Macam orang melihat jin bertampang mengerikan, Rustam membeku saat menyaksikan tayangan video yang diperoleh Hilman. Cuplikan pertandingan uji coba yang berlangsung pada Jum’at sore itu menampilkan sosok yang tak asing baginya. Kamar kontrakan di kawasan Jagabaya itu mendadak dingin dan senyap. Padahal malam hari bulan Agustus selalu pengap di gang padat penduduk itu. Rustam mengulang video di layar laptop ke beberapa detik sebelumnya, saat sosok familiar itu melakukan tendangan dengan akurasi luar biasa. Ia menyesap minuman soda yang dibelinya di mini market tanpa merasakan apa-apa. Lidahnya mati rasa. Saat soda dingin meluncur ke kerongkongan pria itu, suara seraknya seperti keluar secara otomatis.
“Raffa,” bisik serak itu bersamaan dengan sosok nomor punggung 10 yang menoleh tepat ke arah kamera secara tidak sengaja sesaat setelah gol tercipta. Raffa melempar seringai. Rustam tanpa sadar tersenyum dan mengangguk. Ia menangkap simpul di wajah mantan muridnya itu sebagai tantangan.
“Tunggulah, Raffa. Rivalmu akan segera tercipta.”
***
Sesuai janji, sore hari berikutnya Rustam kembali datang ke SMA Sam Ratulangi untuk melatih klub sepak bola. Ia telah mencatat banyak hal, mempelajari segala informasi terkait taktik, karakteristik permainan individu, hingga sejarah beberapa lawan mereka, yang diberikan oleh Ginola selaku kapten, dan Hilman yang merupakan ‘agen rahasia’ di luar lapangan, merangkap skipper di dalam lapangan. Pelatih baru itu tengah membuka-buka catatannya saat pemain pertama muncul dari balik tembok yang menjadi batas antara area SMA, dengan lapangan sepak bola di belakang sekolah.
“Mana yang lain?” tanya Rustam tanpa menoleh.
“Sedang dalam perjalanan ke sini.”
“Kenapa minggu lalu repot-repot berlatih di dekat SMA Negeri Bung Hatta?”

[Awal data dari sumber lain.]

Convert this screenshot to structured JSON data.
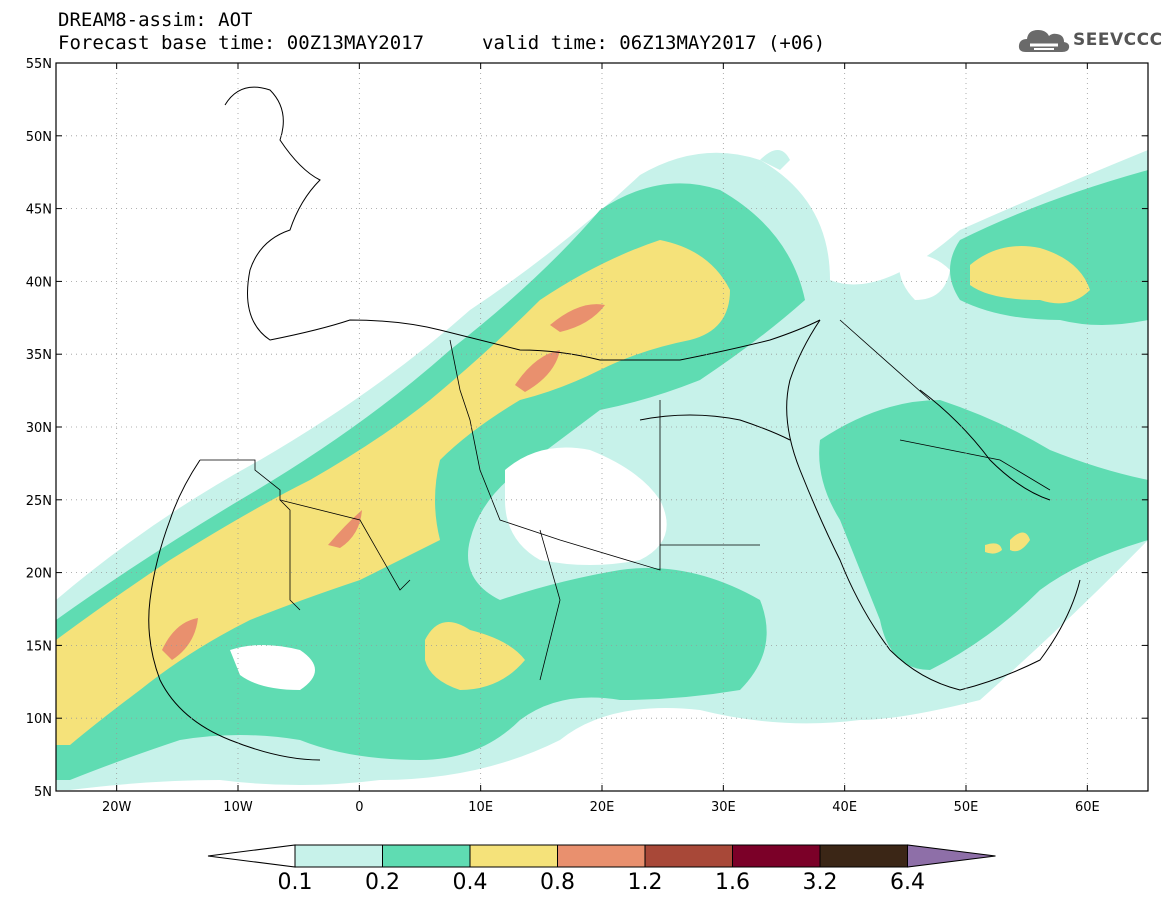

“Sejak kekalahan dua bulan lalu, hari minggu menjadi jatah SMA Bhakti Pratama untuk berlatih di sini.”
Rustam menggeleng sambil menahan tawa. Tak disangka lapangan latihan pun jadi bahan taruhan. Ia kemudian menutup buku catatannya, lalu menatap Ginola lekat-lekat.
“Kau mau berkembang lebih pesat, Kapten?”
Ginola bingung dengan pertanyaan pelatih barunya, namun ia mengangguk. Dari kejauhan, terdengar gumam samar sekelompok pemuda yang sesekali diiringi gelak tawa. Roni menjadi orang kedua yang datang. Wajah anak itu tampak cerah dan bersemangat, namun segera berganti menjadi ekspresi terkejut saat Rustam menjawab anggukan Ginola.